それどころか黄瀬くんが私を好きになってしまったから松野先輩が別れざるえなくなったと、怒鳴り散らす。
「この、泥棒猫っ!目障りなの、もう学校に来ないでっ!」
松野先輩の叫びにも似た声が倉庫内に響き渡る。その声に誰か気付いて、と懇願してみたがついには神にまでも見放されてしまったのだろうか。少し前から土砂降りの雨が降り始め、その願いは呆気なく打ちひしがれた。
何も答えられない私に、乾いた笑顔を浮かべた松野先輩が近付き、先程カッターで切られた部分をわざとらしく触わる。
『・・・いたっ』
「ねぇ、聞かせてよ?本当に何も気付かなかったの?」
何も気付かなかった。
今し方松野先輩に言われるまで、私は何も気付かなかったのだ。
エースの座を奪ってしまったことに松野先輩が腹立てていたことも、嫌がらせをしていた犯人が松野先輩だということも、真ちゃんたちが話をつけてくれていたことも、赤司が宮古さんと付き合っていた理由も、黄瀬くんのことも、全て。
私は何も気付かなかった。
『・・・ごめんなさいっ、』
「本当にあんたって人は・・・だから大嫌いなのよっ!」
思いっきり振りかぶられた右手はそのまま私の左頬にクリーンヒットした。もちろん避けようとしたが、腕を抑える2人がそれを許してはくれなかった。
『っく、』
少しでも気を緩めたら泣いてしまいそうだった。切られた頬を叩かれて痛かったからではない。何も知らなかった“鈍感お姫様”な自分に悔しくて泣きそうなのだ。
私にも非があった。
だとしてもこんなやり方はやはり許されない。ここで泣いてしまったら全て私が悪いと認めてしまったことになりそうで、それは嫌で、私はなんとか零れ落ちそうになる涙を堪えていた。

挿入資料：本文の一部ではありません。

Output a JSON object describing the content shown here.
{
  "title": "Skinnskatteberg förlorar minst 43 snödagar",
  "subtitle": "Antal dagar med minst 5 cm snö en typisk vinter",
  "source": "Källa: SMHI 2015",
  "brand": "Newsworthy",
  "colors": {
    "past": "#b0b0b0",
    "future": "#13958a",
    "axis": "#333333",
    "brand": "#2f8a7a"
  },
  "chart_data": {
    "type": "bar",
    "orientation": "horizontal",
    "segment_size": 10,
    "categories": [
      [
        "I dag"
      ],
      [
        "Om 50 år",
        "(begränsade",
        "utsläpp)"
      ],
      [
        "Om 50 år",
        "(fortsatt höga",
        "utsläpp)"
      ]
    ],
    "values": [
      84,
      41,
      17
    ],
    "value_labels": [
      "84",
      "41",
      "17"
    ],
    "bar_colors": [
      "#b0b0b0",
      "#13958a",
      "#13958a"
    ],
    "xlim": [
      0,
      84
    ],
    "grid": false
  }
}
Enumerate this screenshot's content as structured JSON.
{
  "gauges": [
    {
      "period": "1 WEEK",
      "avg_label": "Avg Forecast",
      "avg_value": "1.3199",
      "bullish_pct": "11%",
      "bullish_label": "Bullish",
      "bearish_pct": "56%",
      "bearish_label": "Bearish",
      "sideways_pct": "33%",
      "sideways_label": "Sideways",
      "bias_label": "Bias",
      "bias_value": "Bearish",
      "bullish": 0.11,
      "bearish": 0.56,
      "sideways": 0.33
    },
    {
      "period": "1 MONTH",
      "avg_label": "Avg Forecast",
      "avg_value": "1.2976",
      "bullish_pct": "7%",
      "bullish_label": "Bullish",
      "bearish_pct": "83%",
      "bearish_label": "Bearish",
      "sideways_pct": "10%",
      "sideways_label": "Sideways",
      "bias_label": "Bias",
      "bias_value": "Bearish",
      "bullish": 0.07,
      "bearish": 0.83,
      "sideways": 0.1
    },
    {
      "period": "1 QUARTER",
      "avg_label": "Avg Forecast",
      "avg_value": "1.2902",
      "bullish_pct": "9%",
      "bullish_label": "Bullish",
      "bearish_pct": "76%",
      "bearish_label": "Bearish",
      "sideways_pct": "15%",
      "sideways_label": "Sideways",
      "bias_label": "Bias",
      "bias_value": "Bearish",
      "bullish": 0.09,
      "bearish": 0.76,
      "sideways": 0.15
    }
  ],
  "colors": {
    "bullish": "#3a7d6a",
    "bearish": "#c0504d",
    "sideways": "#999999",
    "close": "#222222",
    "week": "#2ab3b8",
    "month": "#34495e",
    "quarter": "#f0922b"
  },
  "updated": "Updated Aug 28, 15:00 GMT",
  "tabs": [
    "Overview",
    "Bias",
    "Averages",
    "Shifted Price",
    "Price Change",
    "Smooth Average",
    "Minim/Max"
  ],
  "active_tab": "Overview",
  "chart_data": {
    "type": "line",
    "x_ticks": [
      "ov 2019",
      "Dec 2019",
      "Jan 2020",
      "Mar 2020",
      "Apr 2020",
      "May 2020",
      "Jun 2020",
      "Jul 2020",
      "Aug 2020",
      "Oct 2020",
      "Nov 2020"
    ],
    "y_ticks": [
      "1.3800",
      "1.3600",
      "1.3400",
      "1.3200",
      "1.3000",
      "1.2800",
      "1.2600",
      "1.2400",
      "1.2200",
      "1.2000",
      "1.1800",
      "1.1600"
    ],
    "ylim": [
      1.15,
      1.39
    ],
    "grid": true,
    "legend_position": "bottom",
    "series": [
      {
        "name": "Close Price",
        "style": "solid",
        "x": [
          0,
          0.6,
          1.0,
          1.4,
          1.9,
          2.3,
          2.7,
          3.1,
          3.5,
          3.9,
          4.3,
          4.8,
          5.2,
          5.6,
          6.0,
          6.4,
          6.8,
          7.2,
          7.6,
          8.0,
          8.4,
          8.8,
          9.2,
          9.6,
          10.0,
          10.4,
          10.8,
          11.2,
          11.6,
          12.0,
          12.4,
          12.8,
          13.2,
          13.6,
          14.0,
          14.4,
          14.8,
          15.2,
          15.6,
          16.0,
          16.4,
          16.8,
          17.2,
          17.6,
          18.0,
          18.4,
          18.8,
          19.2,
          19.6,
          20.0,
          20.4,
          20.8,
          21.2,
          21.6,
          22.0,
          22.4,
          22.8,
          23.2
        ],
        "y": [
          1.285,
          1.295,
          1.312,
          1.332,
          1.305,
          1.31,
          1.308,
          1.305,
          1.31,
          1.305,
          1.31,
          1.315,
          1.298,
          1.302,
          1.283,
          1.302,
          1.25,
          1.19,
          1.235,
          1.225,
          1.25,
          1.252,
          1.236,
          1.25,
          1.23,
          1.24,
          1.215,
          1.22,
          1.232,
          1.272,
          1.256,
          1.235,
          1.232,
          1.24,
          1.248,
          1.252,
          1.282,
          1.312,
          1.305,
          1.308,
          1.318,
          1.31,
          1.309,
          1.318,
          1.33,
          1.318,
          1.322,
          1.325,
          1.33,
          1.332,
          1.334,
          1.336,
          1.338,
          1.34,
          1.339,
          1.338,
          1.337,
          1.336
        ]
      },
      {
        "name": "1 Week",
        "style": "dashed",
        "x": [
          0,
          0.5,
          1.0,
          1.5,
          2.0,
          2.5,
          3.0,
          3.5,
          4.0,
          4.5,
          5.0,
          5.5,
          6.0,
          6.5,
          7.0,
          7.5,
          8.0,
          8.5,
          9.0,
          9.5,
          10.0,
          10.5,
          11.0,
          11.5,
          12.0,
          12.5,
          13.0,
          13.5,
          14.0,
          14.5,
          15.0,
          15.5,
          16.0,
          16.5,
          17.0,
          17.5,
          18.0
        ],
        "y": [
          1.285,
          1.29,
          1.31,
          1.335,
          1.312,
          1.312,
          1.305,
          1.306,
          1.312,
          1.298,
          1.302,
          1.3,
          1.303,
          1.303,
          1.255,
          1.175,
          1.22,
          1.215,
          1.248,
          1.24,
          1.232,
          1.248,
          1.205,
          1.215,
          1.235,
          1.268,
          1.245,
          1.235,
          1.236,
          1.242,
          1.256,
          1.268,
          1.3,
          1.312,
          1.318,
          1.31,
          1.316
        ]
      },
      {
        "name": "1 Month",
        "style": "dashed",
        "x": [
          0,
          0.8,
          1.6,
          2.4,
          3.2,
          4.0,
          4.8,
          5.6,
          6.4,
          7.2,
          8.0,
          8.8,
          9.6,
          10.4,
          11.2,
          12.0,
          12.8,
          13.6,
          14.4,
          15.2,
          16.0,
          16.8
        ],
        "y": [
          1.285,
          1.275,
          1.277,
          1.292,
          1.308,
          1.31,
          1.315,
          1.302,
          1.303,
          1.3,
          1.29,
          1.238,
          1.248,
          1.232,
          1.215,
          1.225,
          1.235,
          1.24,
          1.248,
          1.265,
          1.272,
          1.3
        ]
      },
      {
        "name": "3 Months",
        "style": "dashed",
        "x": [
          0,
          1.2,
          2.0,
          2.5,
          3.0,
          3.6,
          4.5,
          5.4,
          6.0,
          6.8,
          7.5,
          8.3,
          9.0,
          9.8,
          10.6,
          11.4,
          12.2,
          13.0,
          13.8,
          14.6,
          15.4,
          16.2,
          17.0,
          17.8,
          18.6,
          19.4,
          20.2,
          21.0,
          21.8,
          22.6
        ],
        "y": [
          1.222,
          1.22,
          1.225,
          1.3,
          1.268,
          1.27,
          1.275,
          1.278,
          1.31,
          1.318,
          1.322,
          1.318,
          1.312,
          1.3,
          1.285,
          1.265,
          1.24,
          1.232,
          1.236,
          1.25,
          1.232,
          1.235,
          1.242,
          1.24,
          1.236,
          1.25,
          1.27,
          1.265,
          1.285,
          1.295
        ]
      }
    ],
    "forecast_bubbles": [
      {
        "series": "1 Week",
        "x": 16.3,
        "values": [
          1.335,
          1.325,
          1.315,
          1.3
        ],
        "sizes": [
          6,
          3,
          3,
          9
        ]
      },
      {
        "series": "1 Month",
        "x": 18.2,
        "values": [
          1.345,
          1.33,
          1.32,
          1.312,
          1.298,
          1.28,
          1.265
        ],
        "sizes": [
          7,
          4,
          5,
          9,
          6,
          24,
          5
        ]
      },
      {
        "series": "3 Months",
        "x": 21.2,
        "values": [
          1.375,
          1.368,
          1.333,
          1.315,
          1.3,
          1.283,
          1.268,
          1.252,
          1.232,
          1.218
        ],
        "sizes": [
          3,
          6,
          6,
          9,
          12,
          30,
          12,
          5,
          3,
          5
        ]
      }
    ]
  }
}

「泣いてくれたら、もっといじめがいがあるのにね。つまんない子。ほら灰崎、好きにしなさい。」
「了解。」
こんなオンナの何処がいいの?
それだけ言い残して松野先輩は体育館倉庫を出ていった。きっちりと扉を閉められるとそこは真っ暗で相手の顔を確認するのがやっとだった。